SFIC wasn’t any quick path to riches. Frank experienced a lot of financial hardship, often buying luxury assets when business was good, only to turn around the liquidate them to keep the company afloat during hard times.

Still, like many great men, he dug in and kept trying to find that elusive ticket to success. Little did he know he would find it while strolling from bar-to-bar in a part of New York City then populated almost entirely by German immigrants. There he spotted bars lined with people drinking something called Jagermeister, a 70-proof, odd-tasting liqueur from their homeland. Though it seemed to have a small market (German immigrants), it was also a reliable one. So Frank tracked down the European rights holder and secured the ability to distribute it in America.

It was an investment that didn’t do much but keep the lights on, until for unknown reasons, college kids in Baton Rouge started drinking it like water. To this day no one knows the real reason – college kids just being goofy, perhaps – but it was the start of something big. Frank saw an opportunity and started stocking liquor stores in college towns, buying up billboards and populating them with ads making light of the products, err, ‘unique’ taste. He even pioneered the concept of having teams of attractive salespeople dispense free shots and merchandise in bars and at events. What seems ubiquitous now was, at the time, pure innovation.

The gambit worked. Jagermeister became a sensation and with it, Sidney Frank and his company became the stuff of liquor industry legend.

So, in 1996, flush with Jager cash and looking for a new market, Frank turned his attention to Vodka. As an industry veteran, he often marveled at the sheer number of brands that populated store shelves: this was a neutral spirit, after all. How could all these brands carve out a piece of the market against historic companies like Smirnoff and Absolut?

That’s when Frank realized the magic that this neutral spirit represented: with a twist of marketing it could be anything. Vodka was less about the place it was made, or about the ingredients, than it was about identity. The kind of vodka you drank said something about you. And in the go-go era of the dot-com’s, he wanted his vodka to say ‘LUXURY’.

So with that, Frank decided that his new vodka wouldn’t compete with the current players by undercutting, or even matching their prices. He was going to double-down and charge way more than they did. His primary branding tactic also happened to equate to pure profit; a gambit that was just crazy enough to work.

He decided on the name Grey Goose because he used to sell an obscure French wine under that name decades before. It was also this since-folded wine brand that inspired him to go to France, where vodka production was nearly nonexistent. There were plenty of cognac distilleries that were sitting idle as that particular spirit fell out of fashion, and Frank seized on the excess production capacity. American consumers wouldn’t know if French vodka was good or bad, but they would know that other luxury items come from the country all the time. He could piggy-back on the reputation of their fine wines, champagnes and couture fashion houses. Plus, it was almost double the price of the current premium vodkas, so it MUST be good.

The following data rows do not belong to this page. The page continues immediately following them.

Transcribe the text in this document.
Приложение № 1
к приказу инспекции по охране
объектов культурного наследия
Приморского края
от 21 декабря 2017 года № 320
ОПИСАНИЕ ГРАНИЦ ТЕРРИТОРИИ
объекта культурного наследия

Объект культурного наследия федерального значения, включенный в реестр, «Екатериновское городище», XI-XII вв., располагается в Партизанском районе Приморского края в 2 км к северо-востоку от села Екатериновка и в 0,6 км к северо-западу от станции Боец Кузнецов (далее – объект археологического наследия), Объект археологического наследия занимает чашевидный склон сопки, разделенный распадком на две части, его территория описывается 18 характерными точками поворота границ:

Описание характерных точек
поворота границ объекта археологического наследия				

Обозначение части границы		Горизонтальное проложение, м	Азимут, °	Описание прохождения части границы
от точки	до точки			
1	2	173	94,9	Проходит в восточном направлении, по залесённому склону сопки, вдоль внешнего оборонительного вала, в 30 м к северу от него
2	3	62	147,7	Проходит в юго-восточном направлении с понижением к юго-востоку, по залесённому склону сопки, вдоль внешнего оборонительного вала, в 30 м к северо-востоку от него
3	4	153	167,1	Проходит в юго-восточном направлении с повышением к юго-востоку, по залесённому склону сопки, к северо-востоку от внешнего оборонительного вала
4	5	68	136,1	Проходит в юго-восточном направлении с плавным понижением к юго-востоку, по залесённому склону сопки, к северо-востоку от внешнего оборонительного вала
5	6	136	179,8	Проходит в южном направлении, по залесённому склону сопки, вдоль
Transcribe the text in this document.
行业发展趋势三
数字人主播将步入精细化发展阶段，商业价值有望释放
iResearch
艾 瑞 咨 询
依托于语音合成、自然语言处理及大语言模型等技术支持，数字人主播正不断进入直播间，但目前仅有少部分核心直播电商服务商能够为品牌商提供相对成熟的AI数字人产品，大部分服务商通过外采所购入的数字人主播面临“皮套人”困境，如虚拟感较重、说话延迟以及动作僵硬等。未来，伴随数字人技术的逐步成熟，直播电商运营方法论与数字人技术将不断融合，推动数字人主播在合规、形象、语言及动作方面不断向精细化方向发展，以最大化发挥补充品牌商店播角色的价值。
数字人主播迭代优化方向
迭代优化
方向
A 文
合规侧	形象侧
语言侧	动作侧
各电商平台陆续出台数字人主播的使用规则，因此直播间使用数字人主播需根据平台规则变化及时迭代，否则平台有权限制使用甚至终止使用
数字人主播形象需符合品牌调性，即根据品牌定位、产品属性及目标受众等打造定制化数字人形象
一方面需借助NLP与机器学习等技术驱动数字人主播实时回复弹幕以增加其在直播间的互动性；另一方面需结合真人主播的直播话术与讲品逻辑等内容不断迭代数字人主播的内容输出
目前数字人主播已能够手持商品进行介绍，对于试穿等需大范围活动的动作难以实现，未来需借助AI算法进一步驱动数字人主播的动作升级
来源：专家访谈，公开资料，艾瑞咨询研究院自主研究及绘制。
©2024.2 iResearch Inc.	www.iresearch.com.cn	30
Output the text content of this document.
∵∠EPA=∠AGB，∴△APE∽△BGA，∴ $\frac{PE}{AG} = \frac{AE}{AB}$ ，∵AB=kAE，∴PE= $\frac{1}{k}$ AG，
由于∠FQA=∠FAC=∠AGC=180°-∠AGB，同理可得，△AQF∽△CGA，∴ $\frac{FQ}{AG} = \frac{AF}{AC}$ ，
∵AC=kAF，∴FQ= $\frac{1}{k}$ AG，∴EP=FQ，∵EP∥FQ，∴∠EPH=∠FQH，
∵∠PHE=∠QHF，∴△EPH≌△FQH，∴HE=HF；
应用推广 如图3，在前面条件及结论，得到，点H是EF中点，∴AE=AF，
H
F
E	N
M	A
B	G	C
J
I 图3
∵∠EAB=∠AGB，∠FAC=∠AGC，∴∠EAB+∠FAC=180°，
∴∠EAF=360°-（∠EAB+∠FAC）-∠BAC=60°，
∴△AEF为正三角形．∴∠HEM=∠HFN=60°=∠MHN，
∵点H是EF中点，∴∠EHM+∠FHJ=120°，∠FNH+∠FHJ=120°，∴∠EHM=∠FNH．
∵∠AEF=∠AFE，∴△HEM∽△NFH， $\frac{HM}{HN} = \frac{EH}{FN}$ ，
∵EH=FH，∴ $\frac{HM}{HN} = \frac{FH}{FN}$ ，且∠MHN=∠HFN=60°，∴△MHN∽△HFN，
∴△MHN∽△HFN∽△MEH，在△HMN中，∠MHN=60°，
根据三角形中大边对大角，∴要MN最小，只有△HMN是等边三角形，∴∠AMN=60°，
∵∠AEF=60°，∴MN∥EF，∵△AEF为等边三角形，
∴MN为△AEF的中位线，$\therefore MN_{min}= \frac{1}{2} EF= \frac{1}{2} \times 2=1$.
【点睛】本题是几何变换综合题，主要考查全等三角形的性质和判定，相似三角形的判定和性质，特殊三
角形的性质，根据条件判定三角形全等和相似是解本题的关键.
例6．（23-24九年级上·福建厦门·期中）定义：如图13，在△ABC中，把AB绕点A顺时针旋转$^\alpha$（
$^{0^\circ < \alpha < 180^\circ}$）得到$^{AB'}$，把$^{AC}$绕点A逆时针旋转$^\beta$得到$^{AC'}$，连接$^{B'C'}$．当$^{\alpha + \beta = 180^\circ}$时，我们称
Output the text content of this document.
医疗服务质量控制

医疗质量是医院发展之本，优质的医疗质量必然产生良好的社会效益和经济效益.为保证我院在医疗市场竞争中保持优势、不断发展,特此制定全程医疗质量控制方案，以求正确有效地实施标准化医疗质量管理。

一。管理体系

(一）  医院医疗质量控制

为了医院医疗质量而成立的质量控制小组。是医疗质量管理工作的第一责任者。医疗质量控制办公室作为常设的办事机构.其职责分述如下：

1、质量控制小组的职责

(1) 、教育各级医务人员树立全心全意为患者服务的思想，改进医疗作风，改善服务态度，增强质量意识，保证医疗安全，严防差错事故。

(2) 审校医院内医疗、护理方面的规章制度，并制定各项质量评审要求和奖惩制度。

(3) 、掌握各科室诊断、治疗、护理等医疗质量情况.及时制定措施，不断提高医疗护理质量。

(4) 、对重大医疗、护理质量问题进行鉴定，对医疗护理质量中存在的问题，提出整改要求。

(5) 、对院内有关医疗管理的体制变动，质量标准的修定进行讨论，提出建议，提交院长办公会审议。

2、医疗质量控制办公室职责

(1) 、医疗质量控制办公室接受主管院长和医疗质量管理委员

As much as Grey Goose was a product of Sidney Frank himself, it was also very much a product of the time. The late 90’s saw the dot-com boom and the stock market surge. People were awash in cash and looking to spend it. Luxury for luxury’s sake became the unquestioned ideology of America. It was an ideology that Frank rode to immense riches.

After only 8 years on the market, Bacardi came calling looking to get a piece of the action to the tune of $2 billion. Though the exact amount Frank himself cleared isn’t public knowledge, one can rest assured that he became a very rich man. Even long-time secretaries at SFIC got their due in the form of $100 000 bonus checks.

Today, the ultra-premium vodka market is rife with competition. One only has to step into any bar or club to see Frank’s mark on the industry: frosted glass bottles, street teams of attractive employees dispensing shots of mysterious liquors, and those enormous back-lit bottles being walked through a club to the VIP section. Luxury for the sheer sake of it.